Medicaid Expansion, Regulations & Spending Clause
As a part of the Medicaid Expansion of PPACA, States are compelled to follow new regulations or risk losing their current Medicaid funding. This part of the bill was also under the constitutional microscope. The result was a 5-4 overturning of this part of the bill. Here is the crux of the issue:
Congress may use its spending power to create incentives for States to act in accordance with federal policies. But when “pressure turns into compulsion,” ibid., the legislation runs contrary to our system of federalism.

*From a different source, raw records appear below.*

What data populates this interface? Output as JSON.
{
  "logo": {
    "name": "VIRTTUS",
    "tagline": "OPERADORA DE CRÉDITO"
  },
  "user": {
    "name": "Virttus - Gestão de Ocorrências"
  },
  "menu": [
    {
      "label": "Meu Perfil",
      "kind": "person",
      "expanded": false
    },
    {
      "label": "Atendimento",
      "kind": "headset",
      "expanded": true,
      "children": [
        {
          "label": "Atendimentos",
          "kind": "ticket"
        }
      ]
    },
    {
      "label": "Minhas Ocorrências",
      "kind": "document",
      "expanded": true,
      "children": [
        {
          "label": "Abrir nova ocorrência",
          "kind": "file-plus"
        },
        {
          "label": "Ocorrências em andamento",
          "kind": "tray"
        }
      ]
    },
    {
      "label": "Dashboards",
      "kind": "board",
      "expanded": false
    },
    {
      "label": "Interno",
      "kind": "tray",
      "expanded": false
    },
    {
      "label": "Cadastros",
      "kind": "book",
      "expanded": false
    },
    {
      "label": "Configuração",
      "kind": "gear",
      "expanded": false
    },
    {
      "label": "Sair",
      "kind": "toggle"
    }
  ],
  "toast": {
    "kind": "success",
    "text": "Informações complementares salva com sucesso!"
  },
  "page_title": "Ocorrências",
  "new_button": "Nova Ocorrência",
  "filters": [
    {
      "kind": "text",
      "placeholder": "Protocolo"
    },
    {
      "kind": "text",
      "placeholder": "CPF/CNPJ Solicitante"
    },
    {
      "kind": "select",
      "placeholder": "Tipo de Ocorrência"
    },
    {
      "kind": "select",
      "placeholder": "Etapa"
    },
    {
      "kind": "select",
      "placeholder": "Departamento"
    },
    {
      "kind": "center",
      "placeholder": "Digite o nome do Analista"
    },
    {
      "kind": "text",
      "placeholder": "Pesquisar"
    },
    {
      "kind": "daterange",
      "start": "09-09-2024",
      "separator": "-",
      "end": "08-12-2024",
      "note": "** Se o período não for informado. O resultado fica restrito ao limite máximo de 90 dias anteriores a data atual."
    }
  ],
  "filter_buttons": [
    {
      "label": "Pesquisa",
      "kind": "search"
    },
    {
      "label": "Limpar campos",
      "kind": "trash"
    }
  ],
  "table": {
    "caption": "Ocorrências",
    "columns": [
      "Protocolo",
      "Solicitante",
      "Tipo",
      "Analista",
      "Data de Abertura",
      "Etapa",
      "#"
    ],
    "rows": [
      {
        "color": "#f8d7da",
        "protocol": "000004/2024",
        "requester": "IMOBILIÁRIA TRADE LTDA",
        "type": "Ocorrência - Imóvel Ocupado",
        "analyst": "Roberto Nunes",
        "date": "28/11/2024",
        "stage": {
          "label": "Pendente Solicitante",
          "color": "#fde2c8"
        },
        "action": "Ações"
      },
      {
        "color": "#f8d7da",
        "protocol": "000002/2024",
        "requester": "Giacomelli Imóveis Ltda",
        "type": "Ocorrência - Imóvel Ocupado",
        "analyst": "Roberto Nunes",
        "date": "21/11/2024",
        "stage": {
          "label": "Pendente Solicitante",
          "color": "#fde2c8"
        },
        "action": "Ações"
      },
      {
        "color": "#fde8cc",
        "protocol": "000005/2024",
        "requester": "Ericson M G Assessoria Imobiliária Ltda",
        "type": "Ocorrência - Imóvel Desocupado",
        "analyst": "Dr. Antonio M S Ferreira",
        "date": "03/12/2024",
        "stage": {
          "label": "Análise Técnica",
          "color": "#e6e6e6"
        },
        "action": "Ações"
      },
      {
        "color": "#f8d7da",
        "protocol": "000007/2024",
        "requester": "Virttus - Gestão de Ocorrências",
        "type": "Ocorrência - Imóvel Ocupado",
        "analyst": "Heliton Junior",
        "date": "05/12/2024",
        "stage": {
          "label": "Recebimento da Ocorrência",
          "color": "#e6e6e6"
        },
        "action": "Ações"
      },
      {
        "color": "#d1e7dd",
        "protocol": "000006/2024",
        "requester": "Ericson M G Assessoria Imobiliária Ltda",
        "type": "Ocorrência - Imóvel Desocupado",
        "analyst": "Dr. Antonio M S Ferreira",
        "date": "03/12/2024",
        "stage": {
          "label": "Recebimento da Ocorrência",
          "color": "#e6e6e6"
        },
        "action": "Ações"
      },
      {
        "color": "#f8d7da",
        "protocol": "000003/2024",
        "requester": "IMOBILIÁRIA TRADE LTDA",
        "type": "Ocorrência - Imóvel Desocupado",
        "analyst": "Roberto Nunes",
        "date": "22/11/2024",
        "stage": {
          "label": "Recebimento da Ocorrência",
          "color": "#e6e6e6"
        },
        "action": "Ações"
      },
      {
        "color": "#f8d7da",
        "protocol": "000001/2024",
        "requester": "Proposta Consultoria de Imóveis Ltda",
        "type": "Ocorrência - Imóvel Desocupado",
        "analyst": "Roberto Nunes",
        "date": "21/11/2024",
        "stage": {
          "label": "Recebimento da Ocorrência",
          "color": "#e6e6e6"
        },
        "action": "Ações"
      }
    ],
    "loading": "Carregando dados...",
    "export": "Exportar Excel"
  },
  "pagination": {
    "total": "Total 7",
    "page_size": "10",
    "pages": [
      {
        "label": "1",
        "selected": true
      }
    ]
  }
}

More specifically, the decision came down to the accountability of our democratic system:
…when the State has no choice, the Federal Government can achieve its objectives without accountability…
“[W]here the Federal Government directs the States to regulate, it may be state officials who will bear the brunt of public disapproval, while the federal officials who devised the regulatory program may remain insulated from the electoral ramifications of their decision.” Id., at 169.
Had non-compliance only risked loss of the medicaid expansion funding, it may have survived constitutionality in this regard:
…Spending Clause programs do not pose this danger when a State has a legitimate choice whether to accept the federal conditions in exchange for federal funds.
Implications:
For practical purposes, the threat of losing current medicaid funding will not be permitted to induce compliance to the new regulations. The decision, also, sets a strict precedent limiting the power of the federal to govern the states.